Sunday, June 25, 2006

Nested Synchronization and Harmonic Cadences

I was reading David Anderson's weblog and his recent entry on good versus bad variation (which references an earlier blog-entry of mine on the same subject). Apparently this was a recurring theme at the recent Lean Summit in Chicago, and the consensus there was:
  • Organizing for routine work: Drive out variation (and automate profusely)
  • Organizing for innovative work: Encourage variation (and collaborate profusely)

One of the links was to Don Reinertsen's website (he is the author of Managing the Design Factory), and at the top of the page was the "tip of the month" for June 2006 on the subject of Synchronization:
The practical economics of different processes may demand different batch sizes and different cadences. Whenever we operate coupled processes using different cadences it is best to synchronize these cadences as harmonic multiples of the slowest cadence. You can see this if you consider how you would synchronize the arrival of frequent commuter flights with less frequent long haul flights at an airline hub.

Also, Mary Poppendieck was mentioning "Nested Synchronization" in the Lean Development YahooGroup while she was working on her latest book Implementing Lean Software Development: From Concept to Cash where she advised to use continuous integration and nested synchronization instead of infrequent, big-bang integration.

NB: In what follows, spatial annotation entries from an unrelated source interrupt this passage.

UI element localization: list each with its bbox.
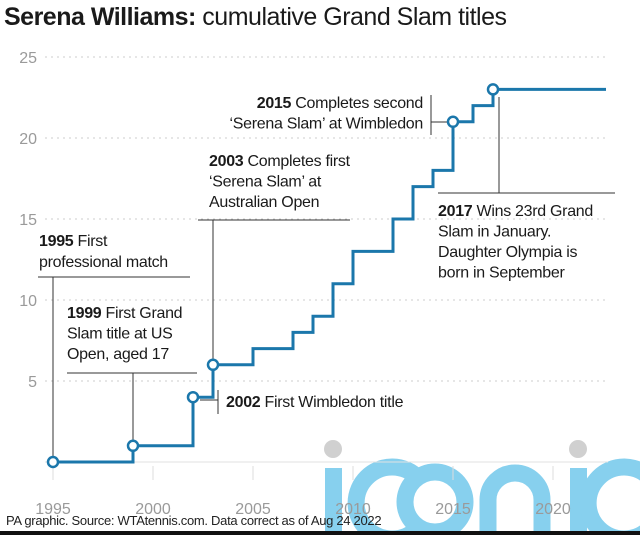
annotation-line: 2015 Completes second <box>257 95 423 112</box>
milestone-marker <box>126 439 140 453</box>
milestone-marker <box>46 455 60 469</box>
annotation-line: ‘Serena Slam’ at <box>209 174 322 191</box>
bottom-rule <box>0 531 640 535</box>
watermark-letter-c <box>579 458 640 535</box>
annotation-1995: 1995 First professional match <box>39 233 168 271</box>
x-tick-label: 2005 <box>235 501 271 518</box>
x-tick-label: 1995 <box>35 501 71 518</box>
annotation-2017: 2017 Wins 23rd Grand Slam in January. Daug… <box>438 203 593 282</box>
axes: 5 10 15 20 25 1995 2000 2005 2010 2015 2020 <box>19 50 571 518</box>
annotation-line: 2017 Wins 23rd Grand <box>438 203 593 220</box>
chart-title-rest: cumulative Grand Slam titles <box>195 3 507 31</box>
annotation-year: 2015 <box>257 95 296 112</box>
milestone-marker <box>446 115 460 129</box>
y-tick-label: 10 <box>19 293 37 310</box>
annotation-line: Open, aged 17 <box>67 346 169 363</box>
milestone-marker <box>206 358 220 372</box>
annotations: 1995 First professional match 1999 First G… <box>39 95 593 411</box>
annotation-2002: 2002 First Wimbledon title <box>226 394 404 411</box>
gridlines <box>45 56 608 463</box>
annotation-line: ‘Serena Slam’ at Wimbledon <box>230 116 423 133</box>
annotation-year: 1999 <box>67 305 106 322</box>
annotation-line: professional match <box>39 254 168 271</box>
y-tick-label: 25 <box>19 50 37 67</box>
series <box>46 83 606 469</box>
annotation-1999: 1999 First Grand Slam title at US Open, ag… <box>67 305 182 363</box>
chart-title: Serena Williams: cumulative Grand Slam t… <box>4 3 507 32</box>
chart-title-bold: Serena Williams: <box>4 3 196 31</box>
watermark-dot <box>569 440 587 458</box>
annotation-year: 2003 <box>209 153 248 170</box>
annotation-year: 2002 <box>226 394 265 411</box>
annotation-2015: 2015 Completes second ‘Serena Slam’ at Wi… <box>230 95 423 133</box>
annotation-year: 1995 <box>39 233 78 250</box>
x-tick-label: 2020 <box>535 501 571 518</box>
watermark-letter-n <box>479 464 551 535</box>
milestone-marker <box>486 83 500 96</box>
annotation-line: Daughter Olympia is <box>438 244 578 261</box>
annotation-line: 1999 First Grand <box>67 305 182 322</box>
watermark-dot <box>324 440 342 458</box>
annotation-line: born in September <box>438 265 566 282</box>
watermark-letter-c <box>347 458 425 535</box>
annotation-line: Slam in January. <box>438 224 551 241</box>
y-tick-label: 15 <box>19 212 37 229</box>
annotation-2003: 2003 Completes first ‘Serena Slam’ at Aust… <box>209 153 351 211</box>
y-tick-label: 20 <box>19 131 37 148</box>
annotation-line: 1995 First <box>39 233 108 250</box>
annotation-line: Australian Open <box>209 194 319 211</box>
annotation-line: Slam title at US <box>67 326 172 343</box>
x-tick-label: 2000 <box>135 501 171 518</box>
milestone-marker <box>186 390 200 404</box>
x-tick-label: 2010 <box>335 501 371 518</box>
source-note: PA graphic. Source: WTAtennis.com. Data … <box>6 513 382 528</box>
y-tick-label: 5 <box>28 374 37 391</box>
annotation-year: 2017 <box>438 203 477 220</box>
annotation-line: 2002 First Wimbledon title <box>226 394 404 411</box>
watermark-letter-i <box>325 468 342 535</box>
annotation-leaders <box>38 95 615 462</box>
annotation-line: 2003 Completes first <box>209 153 351 170</box>
x-tick-label: 2015 <box>435 501 471 518</box>
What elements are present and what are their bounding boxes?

I think both of these apply directly to "Lean" SCM!
  • Harmonic cadences address nested synchronization of integration/build frequencies, both in the case of
    1. different types of builds (private build, integration build, release build), and ...
    2. different levels of builds (component builds, product-builds)
    3. and also in the case of connected supplier/consumer "queues" where builds or components are received from an (internal or external) supplier and incorporated into our own product/components builds.

  • Harmonic cadences would also address release cycle planning for a product-line of products that are releases of multiple (internal & external) component releases.

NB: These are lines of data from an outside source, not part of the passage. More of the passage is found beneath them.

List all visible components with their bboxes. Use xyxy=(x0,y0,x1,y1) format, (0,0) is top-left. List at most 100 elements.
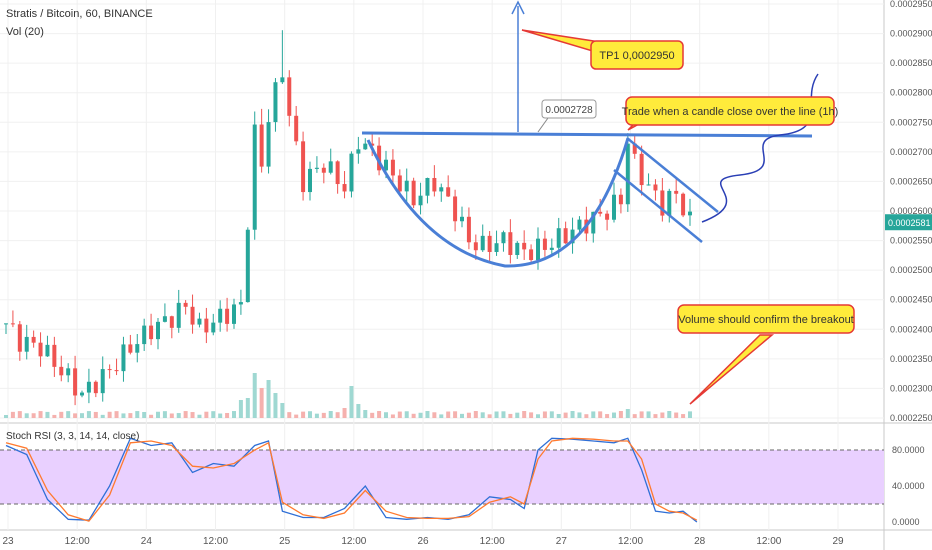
candle-body xyxy=(660,190,665,216)
candle-body xyxy=(259,124,264,167)
candle-body xyxy=(17,324,22,352)
candle-body xyxy=(211,322,216,333)
x-tick-label: 25 xyxy=(279,536,291,547)
volume-bar xyxy=(211,411,216,418)
candle-body xyxy=(494,243,499,252)
candle-body xyxy=(439,187,444,192)
candle-body xyxy=(625,143,630,205)
candle-body xyxy=(314,167,319,169)
candle-body xyxy=(390,159,395,176)
volume-bar xyxy=(156,411,160,418)
candle-body xyxy=(162,316,167,322)
candle-body xyxy=(349,153,354,192)
candle-body xyxy=(356,149,361,154)
y-tick-label: 0.0002950 xyxy=(890,0,932,9)
last-price-label: 0.0002581 xyxy=(888,218,931,228)
volume-bar xyxy=(563,412,568,418)
resistance-line xyxy=(361,131,813,138)
candle-body xyxy=(142,325,147,345)
volume-bar xyxy=(439,414,444,418)
candle-body xyxy=(308,168,312,193)
candle-body xyxy=(86,381,91,393)
x-tick-label: 12:00 xyxy=(65,536,90,547)
channel-lower-line xyxy=(613,169,703,243)
x-tick-label: 23 xyxy=(2,536,14,547)
candle-body xyxy=(598,211,603,214)
volume-bar xyxy=(169,413,174,418)
volume-bar xyxy=(397,411,402,418)
volume-bar xyxy=(598,411,603,418)
volume-bar xyxy=(529,412,534,418)
x-tick-label: 27 xyxy=(556,536,568,547)
volume-bar xyxy=(238,400,243,418)
candle-body xyxy=(31,336,36,343)
trade-note-label: Trade when a candle close over the line … xyxy=(622,106,839,118)
candle-body xyxy=(446,187,451,197)
volume-bar xyxy=(549,411,554,418)
candle-body xyxy=(190,306,195,325)
volume-bar xyxy=(605,414,610,418)
rsi-tick-label: 40.0000 xyxy=(892,481,925,491)
candle-body xyxy=(321,167,326,173)
candle-body xyxy=(294,115,299,142)
volume-bar xyxy=(681,414,686,418)
volume-bar xyxy=(287,412,292,418)
volume-bar xyxy=(639,411,644,418)
y-tick-label: 0.0002300 xyxy=(890,383,932,393)
volume-bar xyxy=(646,411,651,418)
volume-bar xyxy=(632,414,637,418)
volume-bar xyxy=(66,411,71,418)
volume-bar xyxy=(508,413,513,418)
candle-body xyxy=(501,232,506,244)
candle-body xyxy=(252,124,257,230)
volume-bar xyxy=(390,414,395,418)
volume-bar xyxy=(308,411,312,418)
volume-note-box xyxy=(677,304,855,334)
volume-bar xyxy=(466,412,471,418)
trade-note-box xyxy=(625,96,835,126)
volume-bar xyxy=(183,411,188,418)
candle-body xyxy=(667,190,672,216)
candle-body xyxy=(301,141,306,193)
volume-bar xyxy=(618,411,623,418)
candle-body xyxy=(363,143,368,150)
volume-bar xyxy=(204,411,209,418)
candle-body xyxy=(93,381,98,394)
volume-title: Vol (20) xyxy=(6,26,44,38)
volume-bar xyxy=(4,415,8,418)
candle-body xyxy=(287,77,292,116)
candle-body xyxy=(204,318,209,333)
volume-bar xyxy=(688,411,692,418)
volume-bar xyxy=(570,411,575,418)
x-tick-label: 29 xyxy=(832,536,844,547)
candle-body xyxy=(176,302,181,328)
volume-bar xyxy=(522,411,527,418)
volume-bar xyxy=(446,411,451,418)
volume-bar xyxy=(653,414,658,418)
candle-body xyxy=(618,194,623,205)
candle-body xyxy=(674,190,679,194)
candle-body xyxy=(681,193,686,216)
volume-bar xyxy=(259,388,264,418)
volume-bar xyxy=(384,412,388,418)
x-tick-label: 26 xyxy=(417,536,429,547)
candle-body xyxy=(480,235,485,251)
candle-body xyxy=(24,336,29,352)
rsi-d-line xyxy=(5,437,698,522)
volume-bar xyxy=(314,413,319,418)
volume-bar xyxy=(135,411,140,418)
volume-bar xyxy=(162,411,167,418)
cup-curve xyxy=(366,137,630,268)
volume-bar xyxy=(460,413,464,418)
x-tick-label: 12:00 xyxy=(341,536,366,547)
volume-bar xyxy=(501,411,506,418)
candle-body xyxy=(100,369,105,394)
volume-bar xyxy=(52,414,57,418)
candle-body xyxy=(688,211,692,216)
level-pointer xyxy=(537,117,549,133)
candle-body xyxy=(605,213,610,220)
volume-bar xyxy=(515,412,520,418)
candle-body xyxy=(328,161,333,173)
candle-body xyxy=(238,302,243,305)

  • Nested synchronization would seem to apply to branching structures where development branches feed into integration/release branches and their relation to mainline branches, and the direction and frequency with which changes get merged or propagated across codelines.

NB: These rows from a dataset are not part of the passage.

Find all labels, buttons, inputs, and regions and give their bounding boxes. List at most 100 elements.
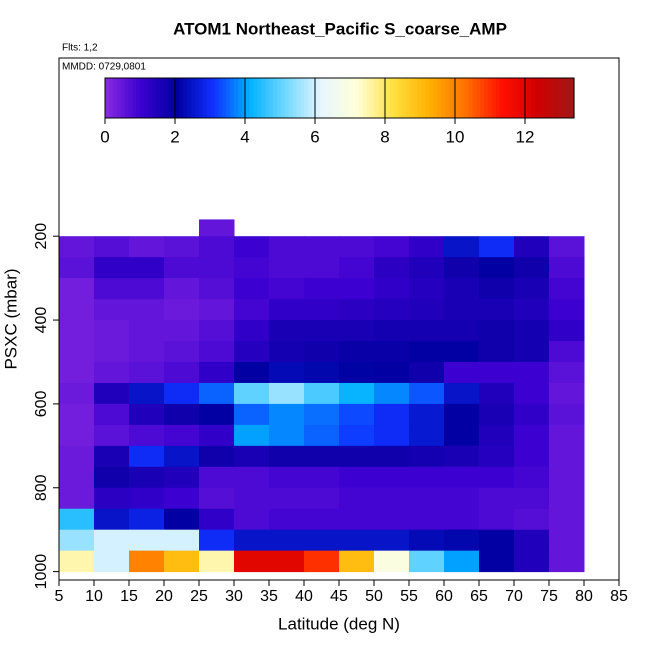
heat-cell [269,403,305,426]
heat-cell [164,257,200,279]
colorbar-swatch [249,78,255,118]
colorbar-swatch [441,78,446,118]
colorbar-swatch [105,78,110,118]
heat-cell [409,361,445,384]
colorbar-swatch [511,78,516,118]
colorbar-swatch [476,78,481,118]
colorbar-swatch [202,78,208,118]
heat-cell [339,403,375,426]
heat-cell [199,466,235,489]
heat-cell [269,424,305,447]
colorbar-swatch [531,78,536,118]
heat-cell [199,424,235,447]
heat-cell [409,278,445,300]
colorbar-swatch [519,78,524,118]
colorbar-tick-label: 2 [170,127,179,146]
heat-cell [339,278,375,300]
heat-cell [549,236,585,258]
heat-cell [339,257,375,279]
heat-cell [269,299,305,321]
heat-cell [59,445,95,468]
x-tick-label: 45 [330,588,348,605]
heat-cell [199,382,235,405]
heat-cell [374,508,410,531]
colorbar-swatch [276,78,282,118]
colorbar-swatch [136,78,141,118]
x-axis-label: Latitude (deg N) [278,614,400,633]
colorbar-tick-label: 8 [380,127,389,146]
colorbar-swatch [394,78,399,118]
colorbar-swatch [214,78,219,118]
x-tick-label: 50 [365,588,383,605]
heat-cell [234,550,270,573]
heat-cell [444,529,480,552]
heat-cell [549,278,585,300]
heat-cell [444,487,480,510]
colorbar-swatch [499,78,505,118]
heat-cell [199,403,235,426]
heat-cell [479,341,515,363]
colorbar-swatch [230,78,235,118]
colorbar-swatch [405,78,411,118]
colorbar-swatch [339,78,345,118]
colorbar-swatch [343,78,348,118]
heat-cell [409,466,445,489]
colorbar-swatch [503,78,509,118]
heat-cell [514,403,550,426]
colorbar-swatch [163,78,169,118]
colorbar-swatch [402,78,407,118]
colorbar-swatch [366,78,372,118]
heat-cell [199,529,235,552]
x-tick-label: 35 [260,588,278,605]
heat-cell [269,466,305,489]
heat-cell [164,278,200,300]
heat-cell [409,487,445,510]
heat-cell [164,550,200,573]
heat-cell [129,424,165,447]
colorbar-swatch [167,78,173,118]
heat-cell [94,550,130,573]
heat-cell [514,361,550,384]
colorbar-swatch [437,78,442,118]
heat-cell [339,550,375,573]
heat-cell [339,487,375,510]
colorbar-swatch [456,78,462,118]
colorbar-swatch [355,78,360,118]
heat-cell [479,299,515,321]
colorbar-swatch [554,78,559,118]
y-tick-label: 600 [33,390,50,417]
heat-cell [269,508,305,531]
heat-cell [234,445,270,468]
heat-cell [479,320,515,342]
heat-cell [444,382,480,405]
y-tick-label: 1000 [33,554,50,590]
heat-cell [514,487,550,510]
heat-cell [409,424,445,447]
colorbar-swatch [265,78,270,118]
colorbar-swatch [124,78,130,118]
heat-cell [304,236,340,258]
heat-cell [129,299,165,321]
heat-cell [549,299,585,321]
x-tick-label: 10 [85,588,103,605]
colorbar-swatch [308,78,313,118]
heat-cell [269,529,305,552]
x-tick-label: 15 [120,588,138,605]
colorbar-swatch [269,78,274,118]
colorbar-swatch [112,78,118,118]
heat-cell [94,445,130,468]
heat-cell [129,236,165,258]
colorbar-swatch [273,78,278,118]
heat-cell [129,257,165,279]
colorbar-swatch [351,78,356,118]
colorbar-tick-label: 4 [240,127,249,146]
colorbar-swatch [233,78,239,118]
heat-cell [59,320,95,342]
heat-cell [514,382,550,405]
heat-cell [549,466,585,489]
heat-cell [199,508,235,531]
heat-cell [199,487,235,510]
colorbar-swatch [425,78,430,118]
colorbar-tick-label: 10 [446,127,465,146]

Of course, when you can manage without the "nesting", that is ideal for continuous integration. Continuous integration together with test-driven development seems to approximate what Lean calls one piece flow. An article from Strategos discusses when one-piece flow is and isn't applicable.

In the context of SCM, particularly continuous integration and TDD, one piece flow would correspond to developing the smallest possible testable behavior, then integrating it once it is working, and then doing the next elementary "piece", and so on. This is typically bounded by:
  1. the time it takes to [correctly] code the test and the behavior
  2. the time it takes to sync-up (merge) your code with the codeline prior to building+testing it, and ...
  3. the time it takes to verify (build + test) the result
Working in such extremely fine-grained increments might not always work well if the one-piece-flow cycle-time was dominated by the time to sync-merge or to build+test, and/or if it always had a substantially disruptive/destabilizing effect on the codeline.

In those two cases, if the time/cost "hit" was more or less the same (independent of the size/duration of the change), then since the penalty per "batch" is roughly the same for a batch-size of one piece as it is for a larger batch-size, then it makes sense to develop in larger increments before integrating and committing your code to the codeline.